I think most people won't like it.

He talks about death threats in other countries e.g. UK.

He mentions how the approach is recognised e.g. with the NICE guidelines for CFS/ME in the UK.

He talks about patients being prejudiced against CBT, GET and the like.

He claims Katrina Hansen isn't being treated involuntarily - which is news to me.


http://www.dagensmedicin.dk/opinion/debat/stig-gerdes-er-med-til-at-optrappe-konflikter/

http://translate.google.com/transla...stig-gerdes-er-med-til-at-optrappe-konflikter

Debate

Updated 06/06/2014 Opinion: Debate

Stig Gerdes helps to intensify conflicts

When a doctor stands out with violent and unsubstantiated attacks on researchers and practitioners who want to help patients with functional disorders, you are helping to create anger and misunderstanding.

We must ask care and conscientiousness.

Practitioner Stig Gerdes (SG) writes Dagens Medicin he until a year ago did not know anything about functional disorders, but after he had 'scratched the surface' wants investigation of the area with the aim to find out whether functional disorders scientifically substantiated or 'Emperor's New Clothes'.

If SG had set themselves a little better into things and not just 'scratched the surface', he would have learned that there is solid evidence.

In addition to textbooks, we published in the American Journal of Physicians in 2010, a status article in Danish, where SG can find the documentation. Since 2010, there have been several new review articles published in high-ranking journals such as JAMA and Lancet.

Danish College of General Practitioners has issued a clinical guideline for functional disorders, which also evidence levels are listed, and there are also foreign clinical guidelines, for example.

National Institute of Health in England for CFS/ME. Around treatment concludes these clearly show that there is good scientific evidence that cognitive therapy, graded rehabilitation and sometimes antidepressants can help patients with functional disorders, regardless of what name they are dealt with, for example, fibromyalgia, irritable bowel syndrome, chronic fatigue syndrome/ME and bodily distress syndrome.

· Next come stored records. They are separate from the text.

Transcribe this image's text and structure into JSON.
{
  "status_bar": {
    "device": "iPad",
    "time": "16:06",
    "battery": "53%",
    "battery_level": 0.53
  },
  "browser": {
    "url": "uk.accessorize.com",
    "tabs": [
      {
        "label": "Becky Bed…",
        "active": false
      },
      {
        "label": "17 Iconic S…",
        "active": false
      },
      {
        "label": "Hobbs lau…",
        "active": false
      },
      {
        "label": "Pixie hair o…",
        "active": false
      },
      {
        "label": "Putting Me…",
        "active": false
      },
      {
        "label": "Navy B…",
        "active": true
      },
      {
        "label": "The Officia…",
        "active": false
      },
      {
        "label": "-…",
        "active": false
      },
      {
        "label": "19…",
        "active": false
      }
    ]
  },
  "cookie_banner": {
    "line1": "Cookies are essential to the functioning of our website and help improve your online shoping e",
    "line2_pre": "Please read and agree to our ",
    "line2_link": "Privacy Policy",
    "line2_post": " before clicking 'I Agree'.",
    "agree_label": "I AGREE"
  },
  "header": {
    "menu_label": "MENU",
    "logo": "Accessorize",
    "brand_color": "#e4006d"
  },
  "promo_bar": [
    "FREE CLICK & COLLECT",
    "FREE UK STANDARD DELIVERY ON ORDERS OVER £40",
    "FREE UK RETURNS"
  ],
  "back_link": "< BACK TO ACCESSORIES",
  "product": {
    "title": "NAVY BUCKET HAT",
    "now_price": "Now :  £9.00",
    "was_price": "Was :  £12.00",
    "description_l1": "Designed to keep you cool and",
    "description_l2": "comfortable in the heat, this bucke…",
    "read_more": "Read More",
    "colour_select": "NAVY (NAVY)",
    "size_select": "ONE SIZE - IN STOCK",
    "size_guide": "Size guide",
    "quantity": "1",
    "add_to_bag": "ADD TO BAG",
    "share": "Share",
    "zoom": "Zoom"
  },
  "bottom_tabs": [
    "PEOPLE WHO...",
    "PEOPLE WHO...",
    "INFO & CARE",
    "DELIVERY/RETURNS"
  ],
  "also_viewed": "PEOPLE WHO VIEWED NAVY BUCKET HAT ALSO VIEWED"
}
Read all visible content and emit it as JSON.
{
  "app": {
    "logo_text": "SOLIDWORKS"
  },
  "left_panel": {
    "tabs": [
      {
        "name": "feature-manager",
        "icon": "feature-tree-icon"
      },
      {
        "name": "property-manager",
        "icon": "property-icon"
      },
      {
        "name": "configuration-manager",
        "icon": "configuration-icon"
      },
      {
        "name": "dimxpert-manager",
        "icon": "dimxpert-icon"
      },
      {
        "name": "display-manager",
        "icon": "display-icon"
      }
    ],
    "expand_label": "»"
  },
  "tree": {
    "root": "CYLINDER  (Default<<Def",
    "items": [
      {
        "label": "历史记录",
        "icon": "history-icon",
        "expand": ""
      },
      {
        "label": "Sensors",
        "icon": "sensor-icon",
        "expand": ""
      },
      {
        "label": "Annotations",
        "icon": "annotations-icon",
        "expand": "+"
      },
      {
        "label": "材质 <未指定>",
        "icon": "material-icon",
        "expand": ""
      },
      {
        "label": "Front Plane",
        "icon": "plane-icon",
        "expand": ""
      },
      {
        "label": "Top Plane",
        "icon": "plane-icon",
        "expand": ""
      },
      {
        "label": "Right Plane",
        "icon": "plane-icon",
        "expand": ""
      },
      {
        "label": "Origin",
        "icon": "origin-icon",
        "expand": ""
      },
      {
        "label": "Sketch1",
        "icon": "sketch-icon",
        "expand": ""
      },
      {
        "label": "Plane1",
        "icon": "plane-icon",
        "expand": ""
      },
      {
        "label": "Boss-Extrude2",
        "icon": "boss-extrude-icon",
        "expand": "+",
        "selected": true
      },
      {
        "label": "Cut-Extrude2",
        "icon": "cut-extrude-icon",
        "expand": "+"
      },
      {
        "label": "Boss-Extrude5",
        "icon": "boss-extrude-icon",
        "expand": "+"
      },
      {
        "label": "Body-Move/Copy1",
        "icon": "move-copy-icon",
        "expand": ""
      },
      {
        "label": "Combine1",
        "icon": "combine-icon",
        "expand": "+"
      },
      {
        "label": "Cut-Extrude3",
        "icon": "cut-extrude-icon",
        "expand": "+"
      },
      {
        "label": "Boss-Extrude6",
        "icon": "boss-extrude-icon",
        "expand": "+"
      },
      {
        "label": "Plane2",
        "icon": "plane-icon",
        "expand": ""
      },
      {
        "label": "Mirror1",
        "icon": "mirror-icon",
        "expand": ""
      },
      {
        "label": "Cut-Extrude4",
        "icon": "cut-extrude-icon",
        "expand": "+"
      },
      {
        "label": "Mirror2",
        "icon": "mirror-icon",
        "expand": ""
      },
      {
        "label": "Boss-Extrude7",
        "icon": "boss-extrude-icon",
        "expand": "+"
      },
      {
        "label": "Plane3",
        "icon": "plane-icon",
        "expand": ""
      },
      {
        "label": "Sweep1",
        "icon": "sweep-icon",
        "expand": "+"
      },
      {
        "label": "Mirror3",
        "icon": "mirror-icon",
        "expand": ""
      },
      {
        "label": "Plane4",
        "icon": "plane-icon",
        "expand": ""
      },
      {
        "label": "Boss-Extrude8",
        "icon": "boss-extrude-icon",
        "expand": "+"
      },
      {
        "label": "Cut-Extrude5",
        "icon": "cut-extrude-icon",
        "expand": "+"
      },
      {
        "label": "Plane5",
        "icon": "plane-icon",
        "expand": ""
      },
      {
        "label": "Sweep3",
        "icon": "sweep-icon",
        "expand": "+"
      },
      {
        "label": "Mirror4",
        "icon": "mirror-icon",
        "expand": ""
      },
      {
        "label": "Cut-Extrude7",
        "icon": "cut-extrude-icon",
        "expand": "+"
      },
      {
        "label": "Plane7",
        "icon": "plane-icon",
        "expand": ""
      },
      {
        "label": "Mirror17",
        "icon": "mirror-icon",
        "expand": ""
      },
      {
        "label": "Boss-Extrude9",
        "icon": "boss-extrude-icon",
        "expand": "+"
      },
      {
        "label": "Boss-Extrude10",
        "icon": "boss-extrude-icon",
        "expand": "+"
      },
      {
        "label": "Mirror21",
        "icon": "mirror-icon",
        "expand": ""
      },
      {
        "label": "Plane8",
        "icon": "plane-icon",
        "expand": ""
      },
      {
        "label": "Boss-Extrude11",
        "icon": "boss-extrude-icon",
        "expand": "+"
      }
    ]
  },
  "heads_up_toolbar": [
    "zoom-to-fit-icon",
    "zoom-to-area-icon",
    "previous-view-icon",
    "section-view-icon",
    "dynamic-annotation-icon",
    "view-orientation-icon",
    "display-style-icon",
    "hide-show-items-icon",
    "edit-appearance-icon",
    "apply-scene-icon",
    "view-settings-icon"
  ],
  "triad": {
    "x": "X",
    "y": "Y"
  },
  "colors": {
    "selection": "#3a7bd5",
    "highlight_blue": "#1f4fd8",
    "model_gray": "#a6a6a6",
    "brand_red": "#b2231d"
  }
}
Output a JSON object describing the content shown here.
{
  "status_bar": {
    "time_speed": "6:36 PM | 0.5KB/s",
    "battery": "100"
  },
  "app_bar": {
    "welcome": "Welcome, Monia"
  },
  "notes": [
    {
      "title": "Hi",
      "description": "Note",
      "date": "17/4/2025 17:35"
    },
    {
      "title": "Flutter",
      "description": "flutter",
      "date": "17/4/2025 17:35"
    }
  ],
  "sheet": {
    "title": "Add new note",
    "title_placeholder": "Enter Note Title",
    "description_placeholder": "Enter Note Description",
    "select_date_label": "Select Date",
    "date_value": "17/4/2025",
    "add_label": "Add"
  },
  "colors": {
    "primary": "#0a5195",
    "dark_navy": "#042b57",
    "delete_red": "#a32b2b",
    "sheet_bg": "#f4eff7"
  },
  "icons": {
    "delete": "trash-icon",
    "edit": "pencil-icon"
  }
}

In recent years there has been a growing interest in functional disorders, and have led to several questions from various regulatory agencies. Research Clinic for Functional Disorders (FFL) has supplied evidence of a very large amount. This has never given rise to criticism from any authorities, and the many stories that abound especially on the Internet, has been found to be groundless.

It is noteworthy that the SG was invited for a parliamentary hearing on March 19 as an expert in functional disorders. SG seems to have only a sparse knowledge of the area and his main qualification seems to be some strong views, as expressed for example. with statements like 'functional disorders are a cancer that must be removed from the Danish healthcare system." There are several specialists in general medicine in Denmark, which has long scientific and clinical experience in the area, which would have been more appropriate.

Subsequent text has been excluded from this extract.